Vietnam Faces Second COVID Wave as Economy Starts to Revive

Tourism hotspot responds to new outbreak . . .

Vietnam has reported 15 community-transmitted COVID cases since July 24, ending its 99-day streak of no community transmission. As 14 of the new cases appeared in the city of Da Nang, a tourist hotspot, the provincial government has re-imposed strict new measures, including a 14-day suspension on receiving new tourists and a ban on gatherings of more than 30 people, and has cancelled festivities, religious ceremonies, and sporting events. Da Nang authorities have ramped up community testing, ordered 80,000 tourists to leave the city immediately, restricted incoming flights, suspended public schools, and placed areas visited by the new patients under lockdown.

Disruptions to economic revival . . .

The new COVID cases appeared just as domestic tourism was surging, and Vietnam was considering restarting commercial flights with China, Japan, and South Korea. The EU also urged Vietnam to resume flights with Europe after the EU-Vietnam Free Trade Agreement takes effect on August 1. The Vietnamese government is on edge because another lockdown of the economy would shatter its 2020 goal of reaching a GDP growth rate of five per cent. Prime Minister Nguyen Xuan Phuc has ordered the Da Nang authorities to conduct contact tracing by “going to each lane, knocking on each house” to identify everyone who has come into contact with the new positive patients, underscoring the government’s sense of urgency and unease.

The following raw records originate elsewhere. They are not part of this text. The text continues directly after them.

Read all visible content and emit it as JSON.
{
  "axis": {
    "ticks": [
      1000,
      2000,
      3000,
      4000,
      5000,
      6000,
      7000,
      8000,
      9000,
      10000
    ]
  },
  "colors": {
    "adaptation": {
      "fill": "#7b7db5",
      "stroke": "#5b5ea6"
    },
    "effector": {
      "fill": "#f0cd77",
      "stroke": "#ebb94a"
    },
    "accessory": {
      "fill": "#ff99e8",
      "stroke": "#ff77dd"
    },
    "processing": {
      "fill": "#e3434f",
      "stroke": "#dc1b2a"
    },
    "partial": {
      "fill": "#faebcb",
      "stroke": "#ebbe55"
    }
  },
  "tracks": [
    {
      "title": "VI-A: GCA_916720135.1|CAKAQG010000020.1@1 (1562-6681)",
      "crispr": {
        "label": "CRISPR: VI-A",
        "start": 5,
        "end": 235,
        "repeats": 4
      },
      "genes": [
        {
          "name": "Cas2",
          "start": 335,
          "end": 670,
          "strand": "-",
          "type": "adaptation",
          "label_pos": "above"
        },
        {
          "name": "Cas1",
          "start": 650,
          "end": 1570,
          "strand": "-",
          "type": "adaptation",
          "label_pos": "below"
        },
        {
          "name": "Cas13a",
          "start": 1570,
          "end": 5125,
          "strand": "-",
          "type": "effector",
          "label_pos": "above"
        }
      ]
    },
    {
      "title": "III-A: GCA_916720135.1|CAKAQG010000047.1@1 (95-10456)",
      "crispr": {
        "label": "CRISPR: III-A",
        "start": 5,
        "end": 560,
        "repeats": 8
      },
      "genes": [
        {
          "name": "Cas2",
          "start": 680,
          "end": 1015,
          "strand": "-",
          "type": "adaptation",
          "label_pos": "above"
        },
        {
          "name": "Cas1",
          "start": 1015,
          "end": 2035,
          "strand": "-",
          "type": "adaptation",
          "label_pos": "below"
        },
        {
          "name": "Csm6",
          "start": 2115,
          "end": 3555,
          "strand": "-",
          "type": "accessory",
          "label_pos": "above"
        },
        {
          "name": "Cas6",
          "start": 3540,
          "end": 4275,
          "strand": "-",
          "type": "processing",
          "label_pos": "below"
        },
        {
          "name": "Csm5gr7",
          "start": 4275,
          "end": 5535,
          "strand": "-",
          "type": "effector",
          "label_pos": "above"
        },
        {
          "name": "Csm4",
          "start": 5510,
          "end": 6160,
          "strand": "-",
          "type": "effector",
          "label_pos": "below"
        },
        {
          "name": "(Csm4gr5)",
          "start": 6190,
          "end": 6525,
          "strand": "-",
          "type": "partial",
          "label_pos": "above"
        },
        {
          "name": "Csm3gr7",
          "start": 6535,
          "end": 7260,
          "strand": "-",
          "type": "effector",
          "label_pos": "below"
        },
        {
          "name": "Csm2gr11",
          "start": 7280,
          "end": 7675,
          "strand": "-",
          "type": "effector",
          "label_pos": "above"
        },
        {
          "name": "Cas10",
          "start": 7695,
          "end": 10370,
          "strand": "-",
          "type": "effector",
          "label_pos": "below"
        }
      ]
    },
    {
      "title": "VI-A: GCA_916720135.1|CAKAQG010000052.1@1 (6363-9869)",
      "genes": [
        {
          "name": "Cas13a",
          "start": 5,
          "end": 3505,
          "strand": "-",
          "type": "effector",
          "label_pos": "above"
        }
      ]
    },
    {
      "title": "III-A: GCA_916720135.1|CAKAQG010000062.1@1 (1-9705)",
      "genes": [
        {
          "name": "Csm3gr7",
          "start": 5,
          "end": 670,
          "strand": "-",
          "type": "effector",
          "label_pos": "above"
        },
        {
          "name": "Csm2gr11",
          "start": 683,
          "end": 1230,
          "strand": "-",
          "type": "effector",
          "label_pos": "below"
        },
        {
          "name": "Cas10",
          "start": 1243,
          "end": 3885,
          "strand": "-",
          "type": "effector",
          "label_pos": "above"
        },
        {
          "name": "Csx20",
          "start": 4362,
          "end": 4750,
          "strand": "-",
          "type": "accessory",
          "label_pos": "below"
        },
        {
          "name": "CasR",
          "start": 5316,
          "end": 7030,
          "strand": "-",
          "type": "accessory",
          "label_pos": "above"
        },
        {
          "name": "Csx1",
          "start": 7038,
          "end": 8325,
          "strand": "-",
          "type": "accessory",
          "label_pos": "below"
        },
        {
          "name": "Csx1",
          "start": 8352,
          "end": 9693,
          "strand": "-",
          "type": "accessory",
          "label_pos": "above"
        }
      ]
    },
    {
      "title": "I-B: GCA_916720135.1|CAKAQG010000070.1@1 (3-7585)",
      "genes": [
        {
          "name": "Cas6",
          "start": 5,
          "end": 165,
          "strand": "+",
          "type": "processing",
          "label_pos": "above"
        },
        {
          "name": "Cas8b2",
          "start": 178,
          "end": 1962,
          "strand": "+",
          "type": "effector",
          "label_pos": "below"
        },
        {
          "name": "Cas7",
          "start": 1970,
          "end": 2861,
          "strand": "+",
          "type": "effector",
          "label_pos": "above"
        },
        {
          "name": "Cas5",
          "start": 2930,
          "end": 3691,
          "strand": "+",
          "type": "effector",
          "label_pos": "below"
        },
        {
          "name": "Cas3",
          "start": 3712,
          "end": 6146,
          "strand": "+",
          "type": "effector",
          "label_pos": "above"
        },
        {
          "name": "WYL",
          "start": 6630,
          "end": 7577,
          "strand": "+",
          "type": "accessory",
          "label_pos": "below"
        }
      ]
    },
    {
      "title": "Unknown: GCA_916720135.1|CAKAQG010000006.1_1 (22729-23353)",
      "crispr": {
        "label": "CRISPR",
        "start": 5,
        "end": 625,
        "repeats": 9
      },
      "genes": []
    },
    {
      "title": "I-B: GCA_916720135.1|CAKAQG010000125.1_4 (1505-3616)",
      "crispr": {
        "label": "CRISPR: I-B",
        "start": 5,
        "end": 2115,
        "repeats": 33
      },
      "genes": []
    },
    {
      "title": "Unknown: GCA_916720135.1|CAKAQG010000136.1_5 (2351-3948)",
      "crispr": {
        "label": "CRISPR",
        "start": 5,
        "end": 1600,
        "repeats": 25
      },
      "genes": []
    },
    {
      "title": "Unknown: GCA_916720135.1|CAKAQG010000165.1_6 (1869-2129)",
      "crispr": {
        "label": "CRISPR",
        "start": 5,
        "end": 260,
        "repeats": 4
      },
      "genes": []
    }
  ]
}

Crackdown on illegal immigrants . . .

Against the backdrop of the new COVID cases, the Ministry of Public Security and Da Nang authorities have also stepped up their crackdown on illegal immigrants. As of July 25, 53 Chinese migrants were found to have entered Da Nang City illegally. These migrants have been taken into quarantine and tested for COVID-19, and authorities are investigating how and why they entered Vietnam. The detection of these illegal immigrants has sparked condemnation on social media, where Vietnamese netizens have accused them of spreading the virus in Da Nang. The Vietnamese government will want to handle these cases with care and transparency to avoid the re-emergence of anti-Chinese sentiment during this critical period in Vietnam.